でも、私が言ってるのは違うさ。ずっと…」
「まさか…」
「ずっと当たり前のように付けていた耐久力強化!」
カコッ カコッ カコンッ!
その時、ホノンが攻撃を剣で受けた瞬間、ベルミーの木剣の上。ひびの入っていた場所から割れて、剣の先が飛んで行った。
「自分のポーションの時間くらい、自分で把握してなきゃなぁ!ベルミー!」
「待って!そんなはずは!まだ切れていないはず!」
「じゃあなぜ壊れたんだろうなぁ!
ほら!切れた瞬間から、ずっと受けてきた衝撃を精算するみたいにボロボロに壊れて行くぞ!」
そうして斬りかかるホノンだが、ベルミーもまだ残った剣で受ける。
「さぁ、いつまでそうしてられるかな?
もう後2秒でそのスピードと透明も切れる!」
「なんで…なんであなたの方が薬の事を…」
そう言いながら負けを認めたベルミーは手の力を抜いて剣を落とした。
「はい、うちの勝ち。」
ホノンはそう言って木剣を軽くベルミーに当てた。
「ホノン!10勝!ホノンの勝ちだ!」
ベルミーは膝をついて、落とした剣を眺めた。
そこには、透明化した木剣があった。
「あれ?まだ壊れて無いし、透明化も切れてない…なんで?」
試合を見ていた創夢が話し始める。
「お疲れ!すごい試合だったなぁ。
ベルミー、それはホノンの"嘘"だ。」
「嘘?」
「あぁ、ホノンは最初の試合でノックバックの代償にベルミーの剣にほんの少しのひびが入ったのを見逃さなかった。

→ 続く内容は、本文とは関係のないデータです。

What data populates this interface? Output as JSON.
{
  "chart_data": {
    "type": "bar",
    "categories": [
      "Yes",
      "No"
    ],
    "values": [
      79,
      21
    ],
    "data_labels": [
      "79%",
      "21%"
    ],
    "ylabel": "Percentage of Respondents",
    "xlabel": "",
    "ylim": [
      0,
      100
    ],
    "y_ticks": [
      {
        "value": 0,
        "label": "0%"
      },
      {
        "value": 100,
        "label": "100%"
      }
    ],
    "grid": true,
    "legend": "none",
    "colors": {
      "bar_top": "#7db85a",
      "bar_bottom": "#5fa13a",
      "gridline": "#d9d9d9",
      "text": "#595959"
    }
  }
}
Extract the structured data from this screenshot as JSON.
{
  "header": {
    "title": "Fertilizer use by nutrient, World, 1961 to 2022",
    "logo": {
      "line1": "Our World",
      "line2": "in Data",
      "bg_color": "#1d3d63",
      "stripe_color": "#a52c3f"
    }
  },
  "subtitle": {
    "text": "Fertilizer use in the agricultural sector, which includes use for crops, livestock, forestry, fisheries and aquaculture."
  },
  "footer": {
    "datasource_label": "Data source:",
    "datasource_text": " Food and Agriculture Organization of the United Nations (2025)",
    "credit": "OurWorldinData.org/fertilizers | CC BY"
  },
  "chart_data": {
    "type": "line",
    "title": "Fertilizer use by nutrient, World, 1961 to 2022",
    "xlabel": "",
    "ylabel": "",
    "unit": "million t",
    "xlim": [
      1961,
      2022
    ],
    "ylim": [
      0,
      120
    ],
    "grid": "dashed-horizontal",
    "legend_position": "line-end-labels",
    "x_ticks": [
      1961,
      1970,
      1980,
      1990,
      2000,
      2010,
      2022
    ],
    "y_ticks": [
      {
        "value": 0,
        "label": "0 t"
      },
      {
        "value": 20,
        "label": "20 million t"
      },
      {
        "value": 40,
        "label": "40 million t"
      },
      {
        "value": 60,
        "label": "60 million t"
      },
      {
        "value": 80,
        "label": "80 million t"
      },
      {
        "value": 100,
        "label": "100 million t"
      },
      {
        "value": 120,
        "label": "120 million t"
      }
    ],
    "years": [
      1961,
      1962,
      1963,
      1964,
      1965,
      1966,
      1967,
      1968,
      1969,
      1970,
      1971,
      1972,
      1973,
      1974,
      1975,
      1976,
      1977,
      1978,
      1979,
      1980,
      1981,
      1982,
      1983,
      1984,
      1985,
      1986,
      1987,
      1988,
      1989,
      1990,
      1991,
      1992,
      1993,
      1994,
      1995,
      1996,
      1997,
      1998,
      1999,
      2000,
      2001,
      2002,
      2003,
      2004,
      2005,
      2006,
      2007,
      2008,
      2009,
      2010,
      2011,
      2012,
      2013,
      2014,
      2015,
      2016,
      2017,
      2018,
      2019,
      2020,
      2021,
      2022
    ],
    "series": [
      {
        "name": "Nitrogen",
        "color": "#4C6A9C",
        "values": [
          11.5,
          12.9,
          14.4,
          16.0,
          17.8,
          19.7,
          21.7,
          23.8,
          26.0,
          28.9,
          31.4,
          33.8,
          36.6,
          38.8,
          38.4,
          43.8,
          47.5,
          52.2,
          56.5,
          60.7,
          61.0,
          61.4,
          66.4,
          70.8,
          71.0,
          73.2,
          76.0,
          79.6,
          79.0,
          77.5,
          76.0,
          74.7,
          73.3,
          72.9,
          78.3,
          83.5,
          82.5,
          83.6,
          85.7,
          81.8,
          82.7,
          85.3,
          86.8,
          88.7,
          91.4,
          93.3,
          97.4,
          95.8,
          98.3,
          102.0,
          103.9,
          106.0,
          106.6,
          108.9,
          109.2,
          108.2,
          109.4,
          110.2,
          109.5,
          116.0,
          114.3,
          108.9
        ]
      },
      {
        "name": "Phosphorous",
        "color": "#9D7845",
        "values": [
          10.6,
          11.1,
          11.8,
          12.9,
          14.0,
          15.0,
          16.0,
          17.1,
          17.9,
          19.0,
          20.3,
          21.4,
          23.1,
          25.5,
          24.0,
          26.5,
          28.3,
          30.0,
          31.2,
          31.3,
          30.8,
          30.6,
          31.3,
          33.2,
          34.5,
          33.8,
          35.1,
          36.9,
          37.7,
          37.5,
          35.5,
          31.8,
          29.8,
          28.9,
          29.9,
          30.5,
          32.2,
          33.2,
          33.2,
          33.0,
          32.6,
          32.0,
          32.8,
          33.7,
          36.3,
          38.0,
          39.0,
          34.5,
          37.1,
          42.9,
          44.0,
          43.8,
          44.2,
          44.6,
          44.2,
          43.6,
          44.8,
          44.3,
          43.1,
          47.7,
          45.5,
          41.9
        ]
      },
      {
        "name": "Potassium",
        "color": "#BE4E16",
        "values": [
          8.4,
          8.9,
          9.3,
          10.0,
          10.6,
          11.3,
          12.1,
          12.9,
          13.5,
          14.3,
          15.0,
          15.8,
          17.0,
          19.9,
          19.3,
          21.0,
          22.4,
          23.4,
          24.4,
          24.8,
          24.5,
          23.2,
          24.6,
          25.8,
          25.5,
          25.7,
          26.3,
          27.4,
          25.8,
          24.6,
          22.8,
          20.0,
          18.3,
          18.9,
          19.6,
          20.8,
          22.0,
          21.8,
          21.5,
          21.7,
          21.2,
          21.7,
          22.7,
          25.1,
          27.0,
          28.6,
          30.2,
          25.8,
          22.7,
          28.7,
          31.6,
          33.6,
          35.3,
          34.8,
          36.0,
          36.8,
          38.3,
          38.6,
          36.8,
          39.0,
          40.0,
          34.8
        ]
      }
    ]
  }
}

そして、最後の試合。透明化を恐るなら全て攻撃を避ければ良かったのに剣が見える時は攻撃を受けていただろう?
あの時に、そのひびの入った場所を狙って剣を交えていたんだ。
そして、そのひびを大きくして、剣を壊す事で、ベルミーに耐久力強化の効果がまるで消えたように、そして、薬の効果時間を熟知していたように演じた訳だ。」
「そんな…
そしたら、諦めなかったら私…」
「あぁ、そうだなぁ、ホノンは欺くのが得意だからなぁ…」
「はは!ごめんなぁベルミー。」
得意気に笑うホノンに創夢は容赦なく課題を提示する。
「だけど!ホノンのそれは意思疎通が可能な者にしか通用しない技だ!仮に今回のベルミーが、言葉の通じ無いゾンビだったら…」
「はっ!そうか…確かにだぞ創夢…」
素直に課題を受け止めるホノンと違い、まだ悔しがるベルミー。
「私は…弓の使い手…故に…」
「あぁ、それも分かってるベルミー。
ベルミーは弓が上手い。だけど…じゃあ矢が全部無くなった時、どう戦う?
ベルミーはあれほどポーションを使ってもホノンに負けた…
自分の苦手な方を高めるべきだ。
今のベルミーは圧倒的に近接の戦闘力が課題だ!」
「くっ!ごもっともですわ!」
そして、今頃全ての効果が切れたベルミーの木剣は粉々に壊れた。